Featuring voices from end of life charity, Marie Curie, and introduced by broadcaster Revd Kate Bottley from Christchurch, Belper in Derbyshire, the service premieres at 9am on Sunday 20th December on the Church of England’s website, Facebook and YouTube accounts.
In the service, Helen Nicell, who has been living with stage four breast cancer since 2012 gives a reflection on a year of living with terminal cancer during Covid-19 restrictions, describing how treatment programmes have been disrupted and family contact limited:
“Living through a pandemic with a life-limiting illness hasn’t been easy,” she says.
“It has helped to take one day at a time. I’ve remained active in the community and have been touched by people’s kindness.
“I will also recall 2020 as an amazing time to take time to enjoy nature – listening to birdsong and observing the changes in trees and plants.
“I do feel there is light at the end of a very long dark tunnel regarding the pandemic, and I hope for brighter times ahead.”

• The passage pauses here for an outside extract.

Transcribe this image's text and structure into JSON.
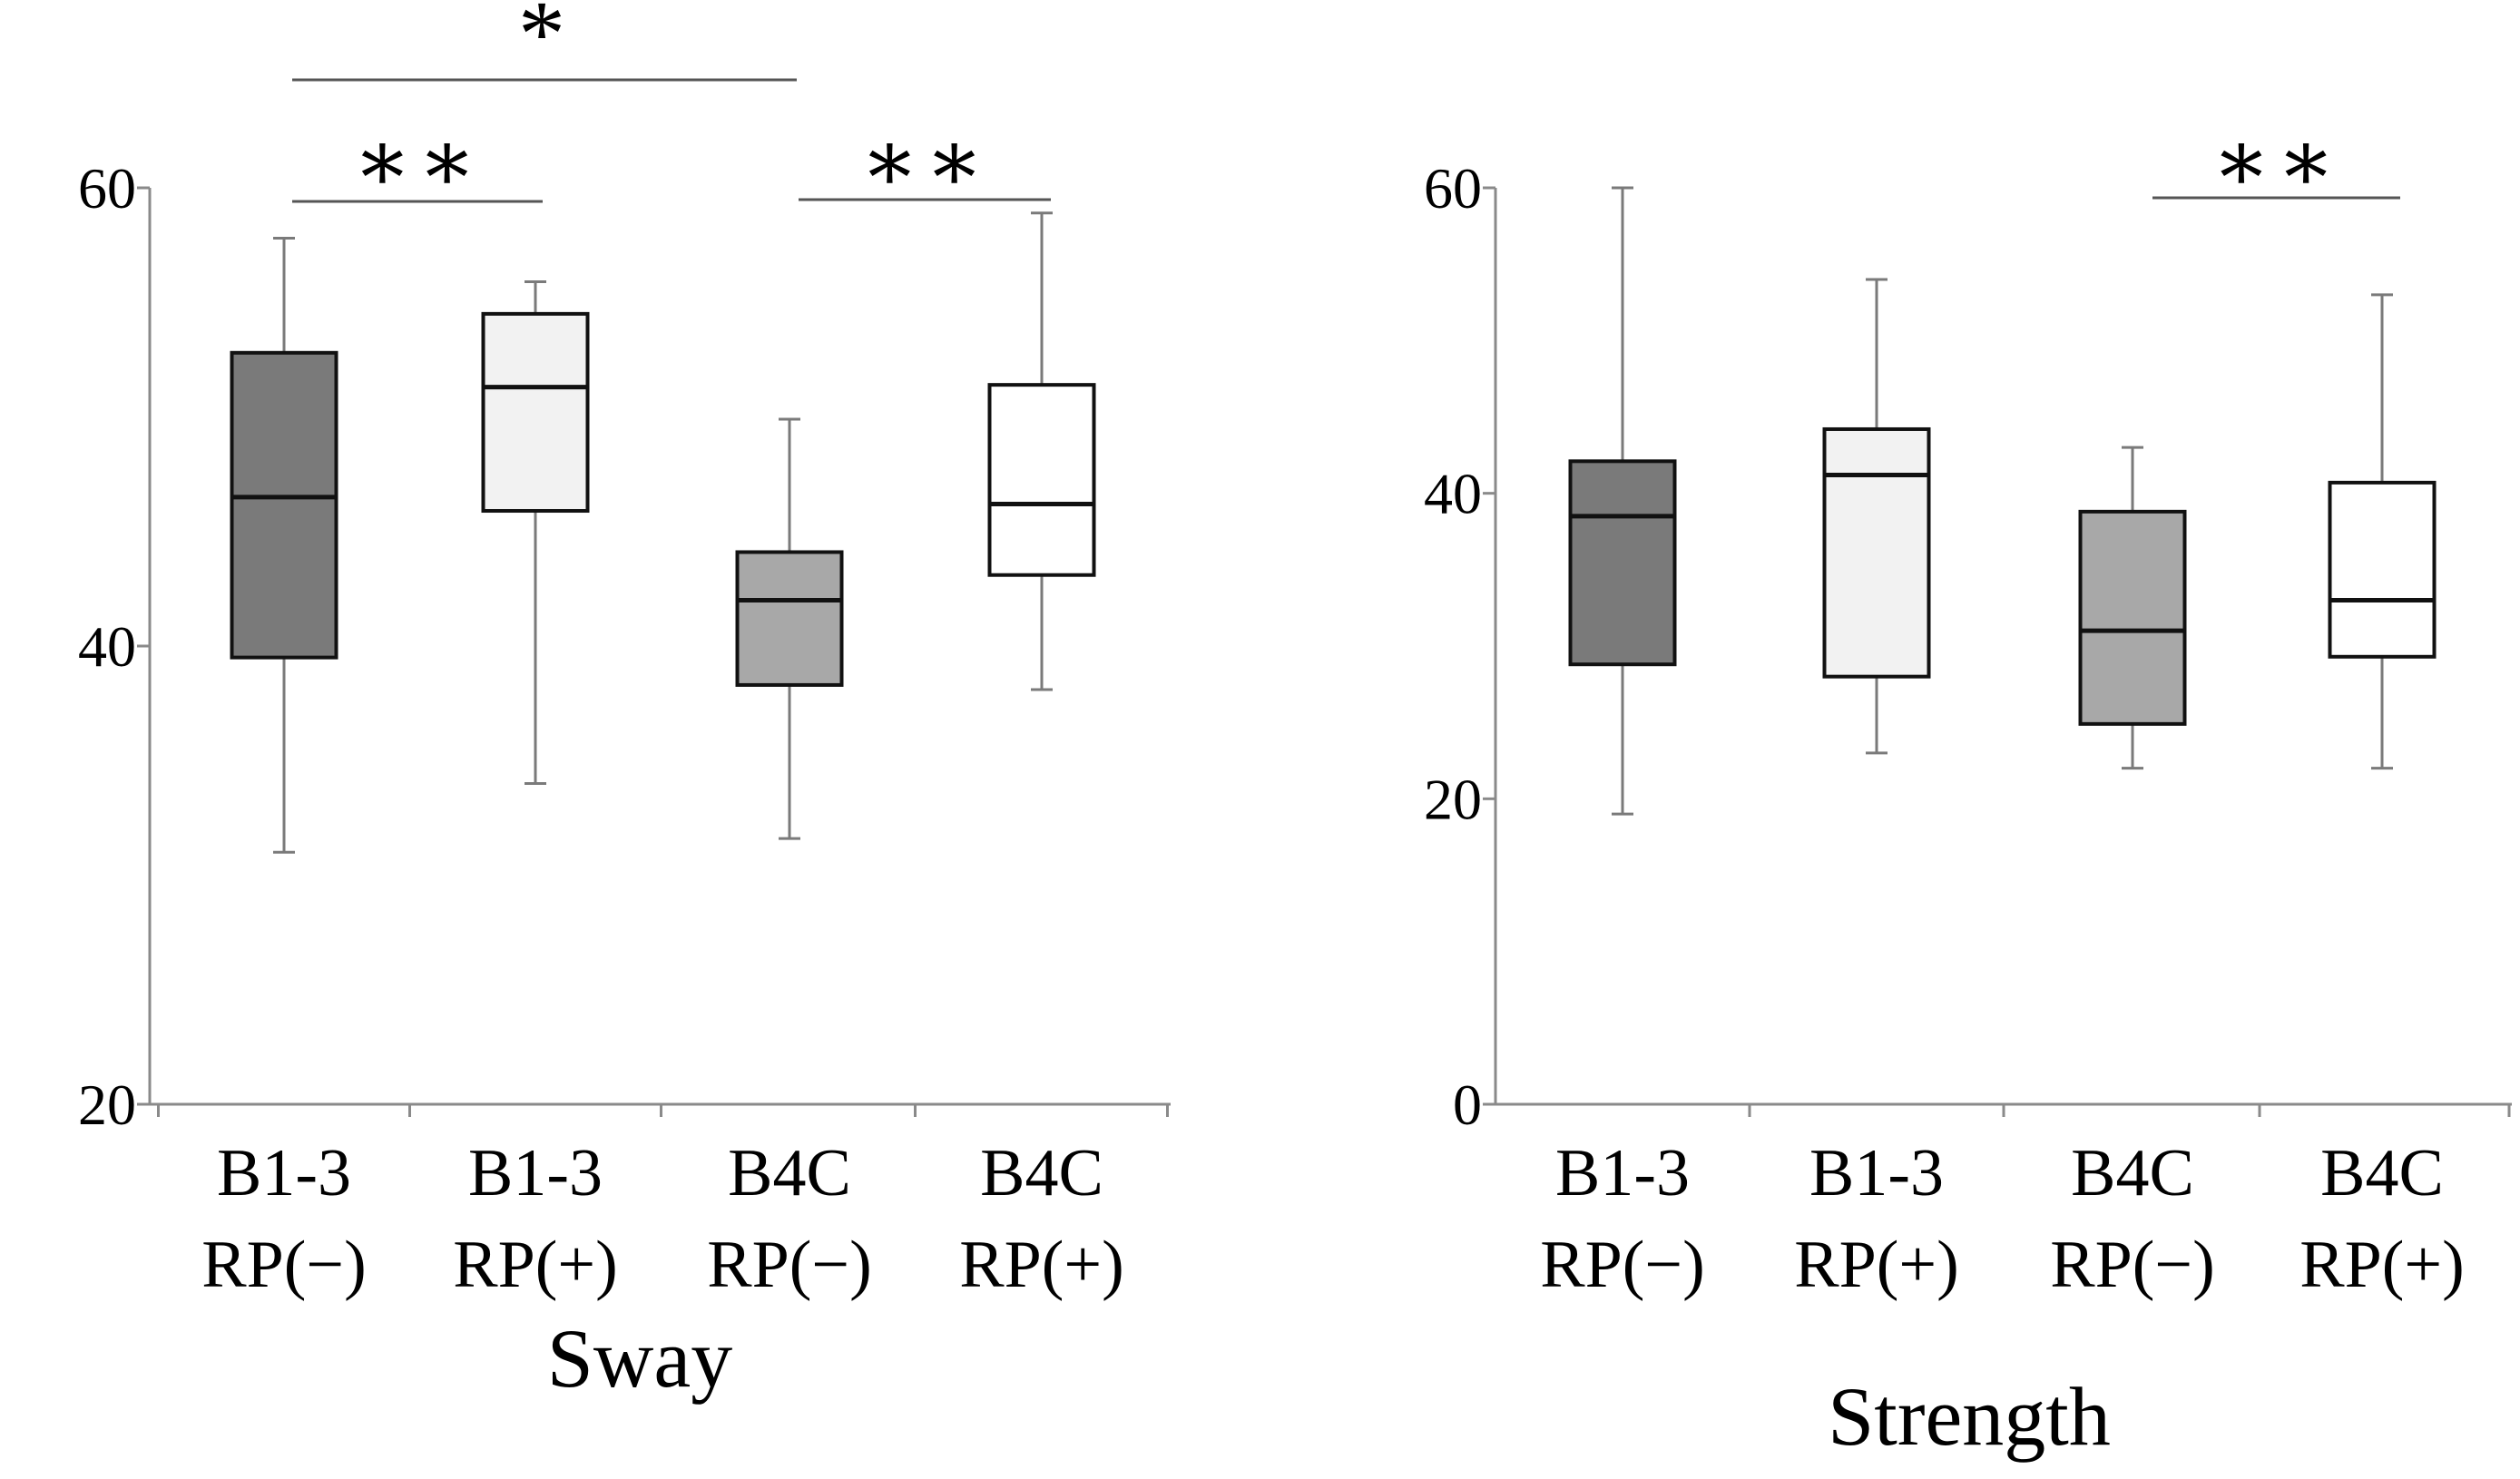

Clive Pryce from Gloucester reflects on a period of unemployment during the pandemic before reflections from Dorothy Moore Brooks, Chaplain of Great Ormond Street Hospital, and Revd Juliet Stephenson, Director of The Good Funeral Company, who reads the Gospel.

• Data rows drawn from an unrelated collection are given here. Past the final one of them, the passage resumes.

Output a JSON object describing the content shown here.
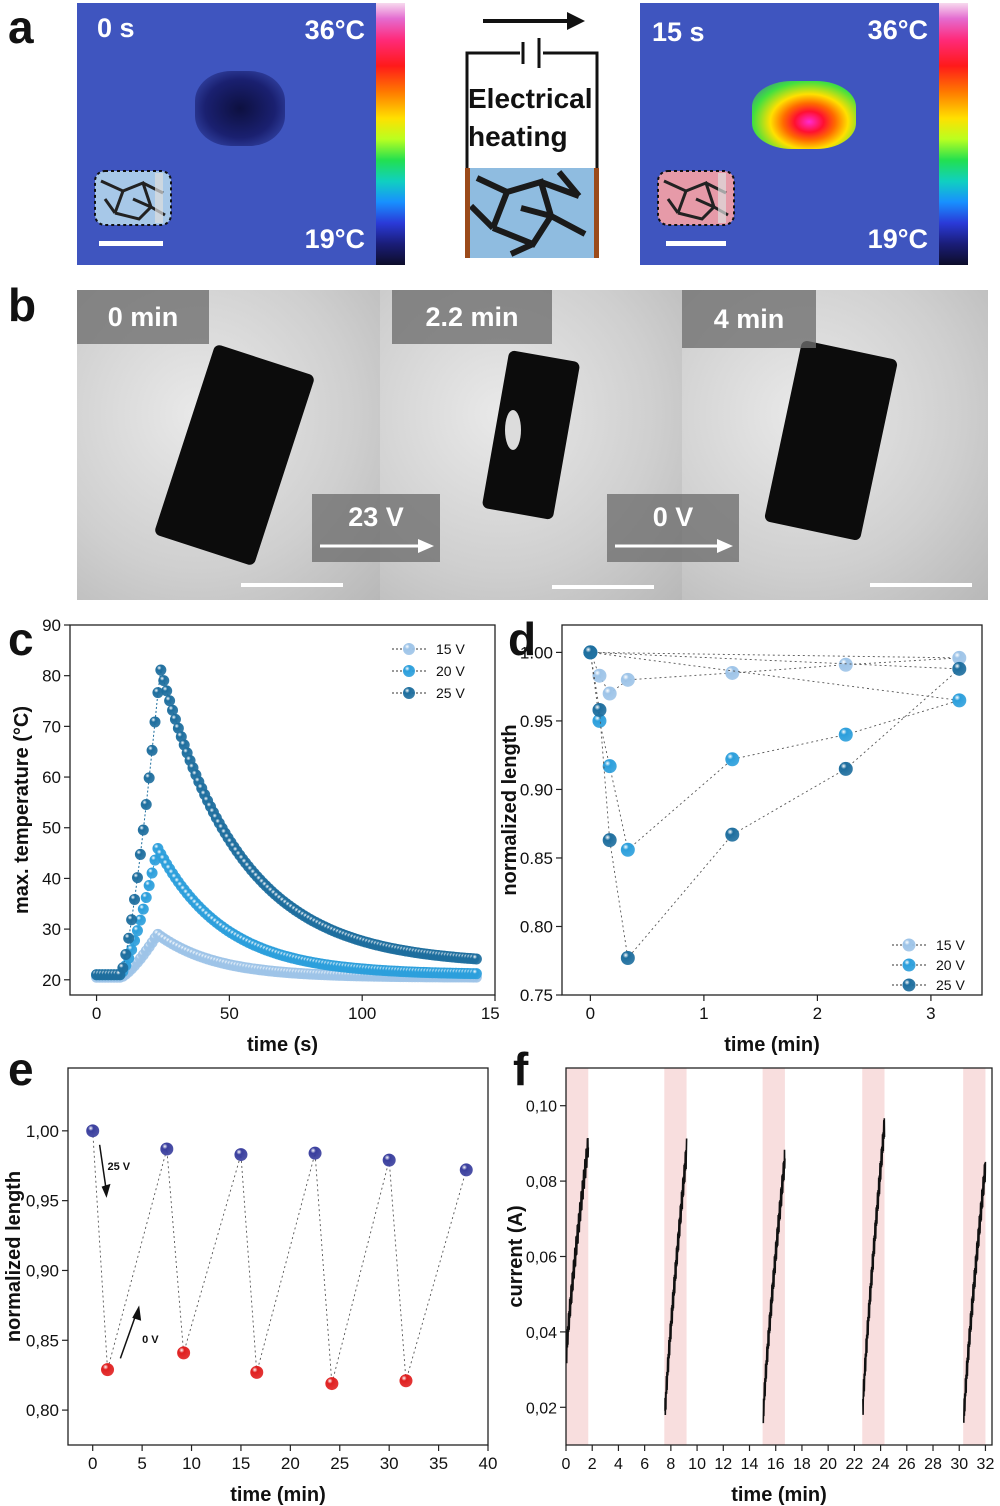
{
  "panel_labels": {
    "a": "a",
    "b": "b",
    "c": "c",
    "d": "d",
    "e": "e",
    "f": "f"
  },
  "panel_a": {
    "left": {
      "time": "0 s",
      "tmax": "36°C",
      "tmin": "19°C"
    },
    "right": {
      "time": "15 s",
      "tmax": "36°C",
      "tmin": "19°C"
    },
    "diagram_text": [
      "Electrical",
      "heating"
    ]
  },
  "panel_b": {
    "frames": [
      "0 min",
      "2.2 min",
      "4 min"
    ],
    "voltages": [
      "23 V",
      "0 V"
    ]
  },
  "colors": {
    "s15": "#9ec4e8",
    "s20": "#2c9fdc",
    "s25": "#1e6e9e",
    "blue_dot": "#3a3f9e",
    "red_dot": "#e02020",
    "pulse": "#f8dede"
  },
  "chart_data": [
    {
      "panel": "c",
      "type": "scatter",
      "xlabel": "time (s)",
      "ylabel": "max. temperature (°C)",
      "xlim": [
        -10,
        150
      ],
      "ylim": [
        17,
        90
      ],
      "xticks": [
        0,
        50,
        100,
        150
      ],
      "yticks": [
        20,
        30,
        40,
        50,
        60,
        70,
        80,
        90
      ],
      "legend": "top-right",
      "series": [
        {
          "name": "15 V",
          "color_key": "s15",
          "heat_end": 23,
          "peak": 29,
          "base": 20.5,
          "tau": 22,
          "end": 20.5
        },
        {
          "name": "20 V",
          "color_key": "s20",
          "heat_end": 23,
          "peak": 46,
          "base": 21,
          "tau": 25,
          "end": 21
        },
        {
          "name": "25 V",
          "color_key": "s25",
          "heat_end": 24,
          "peak": 81.5,
          "base": 21,
          "tau": 30,
          "end": 23
        }
      ]
    },
    {
      "panel": "d",
      "type": "scatter",
      "xlabel": "time (min)",
      "ylabel": "normalized length",
      "xlim": [
        -0.25,
        3.45
      ],
      "ylim": [
        0.75,
        1.02
      ],
      "xticks": [
        0,
        1,
        2,
        3
      ],
      "yticks": [
        "0.75",
        "0.80",
        "0.85",
        "0.90",
        "0.95",
        "1.00"
      ],
      "legend": "bottom-right",
      "series": [
        {
          "name": "15 V",
          "color_key": "s15",
          "x": [
            0,
            0.08,
            0.17,
            0.33,
            1.25,
            2.25,
            3.25
          ],
          "y": [
            1.0,
            0.983,
            0.97,
            0.98,
            0.985,
            0.991,
            0.996
          ]
        },
        {
          "name": "20 V",
          "color_key": "s20",
          "x": [
            0,
            0.08,
            0.17,
            0.33,
            1.25,
            2.25,
            3.25
          ],
          "y": [
            1.0,
            0.95,
            0.917,
            0.856,
            0.922,
            0.94,
            0.965
          ]
        },
        {
          "name": "25 V",
          "color_key": "s25",
          "x": [
            0,
            0.08,
            0.17,
            0.33,
            1.25,
            2.25,
            3.25
          ],
          "y": [
            1.0,
            0.958,
            0.863,
            0.777,
            0.867,
            0.915,
            0.988
          ]
        }
      ]
    },
    {
      "panel": "e",
      "type": "scatter",
      "xlabel": "time (min)",
      "ylabel": "normalized length",
      "xlim": [
        -2.5,
        40
      ],
      "ylim": [
        0.775,
        1.045
      ],
      "xticks": [
        0,
        5,
        10,
        15,
        20,
        25,
        30,
        35,
        40
      ],
      "yticks": [
        "0,80",
        "0,85",
        "0,90",
        "0,95",
        "1,00"
      ],
      "annotations": [
        "25 V",
        "0 V"
      ],
      "series": [
        {
          "name": "",
          "x": [
            0,
            1.5,
            7.5,
            9.2,
            15,
            16.6,
            22.5,
            24.2,
            30,
            31.7,
            37.8
          ],
          "y": [
            1.0,
            0.829,
            0.987,
            0.841,
            0.983,
            0.827,
            0.984,
            0.819,
            0.979,
            0.821,
            0.972
          ]
        }
      ]
    },
    {
      "panel": "f",
      "type": "line",
      "xlabel": "time (min)",
      "ylabel": "current (A)",
      "xlim": [
        0,
        32.5
      ],
      "ylim": [
        0.01,
        0.11
      ],
      "xticks": [
        0,
        2,
        4,
        6,
        8,
        10,
        12,
        14,
        16,
        18,
        20,
        22,
        24,
        26,
        28,
        30,
        32
      ],
      "yticks": [
        "0,02",
        "0,04",
        "0,06",
        "0,08",
        "0,10"
      ],
      "pulses": [
        {
          "start": 0,
          "end": 1.7,
          "i0": 0.035,
          "i1": 0.09
        },
        {
          "start": 7.5,
          "end": 9.2,
          "i0": 0.018,
          "i1": 0.088
        },
        {
          "start": 15,
          "end": 16.7,
          "i0": 0.018,
          "i1": 0.086
        },
        {
          "start": 22.6,
          "end": 24.3,
          "i0": 0.02,
          "i1": 0.095
        },
        {
          "start": 30.3,
          "end": 32.0,
          "i0": 0.017,
          "i1": 0.084
        }
      ]
    }
  ]
}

Hymns and carols in the service come from St Martin’s Voices, while Marie Curie’s Chief Nurse, Julie Pearce, and Chief Executive, Matthew Reed, contribute prayers and a reading.
The address, on the topic of Hope, is given by Revd Dr Sandra Millar, the Church of England’s Head of Life Events:
"This Christmas might be feeling more than a bit broken," she says.
"Alongside that, advertising and media talk makes us think we have to create the best Christmas ever and all of that places unrealistic expectations on us.
"It's when we're broken that we need to hear the words of comfort and joy.
"The Advent promise is that God is with us and will meet us wherever we are in our lives which are a mixture of light and shade.
"Make space for all the mixed emotions of this year and then keep on blessing with those little kindnesses that mean so much to people and in a small way reflect the great love of God that came into the world at Christmas."
Marie Curie nurses, doctors and allied health professionals have continued to support people living with a terminal illness throughout the pandemic, at the charity’s nine hospices across the UK and in people’s homes.
The charity also has an Information and Support Line and service, which is open to anyone dealing with any aspect of dying, death and bereavement.
Marie Curie Chief Executive, Matthew Reed, said:
“As we mark the fourth Sunday of Advent and Christmas Day gets ever closer, we all know this will be a difficult and very different year for so many.
“This online service will be a time for us all to reflect on the year that’s been, remember those loved ones who might have died and other loss we have experienced in 2020. And importantly look forward with hope to a New Year in which will emerge, I hope, a more compassionate and kinder world.
“At Marie Curie, we have continued to provide vital end of life care and bereavement support throughout the pandemic for people dying from Covid-19 and other conditions, support which we know has been hugely valued by the many families we have had the privilege of caring for during these harrowing times.
“We want everyone to know that we are still here to help anyone through their continued grief, and hope our involvement in this Church of England virtual service will help some way towards that.
“We wish everyone a Merry Christmas and hopes for a peaceful New Year.”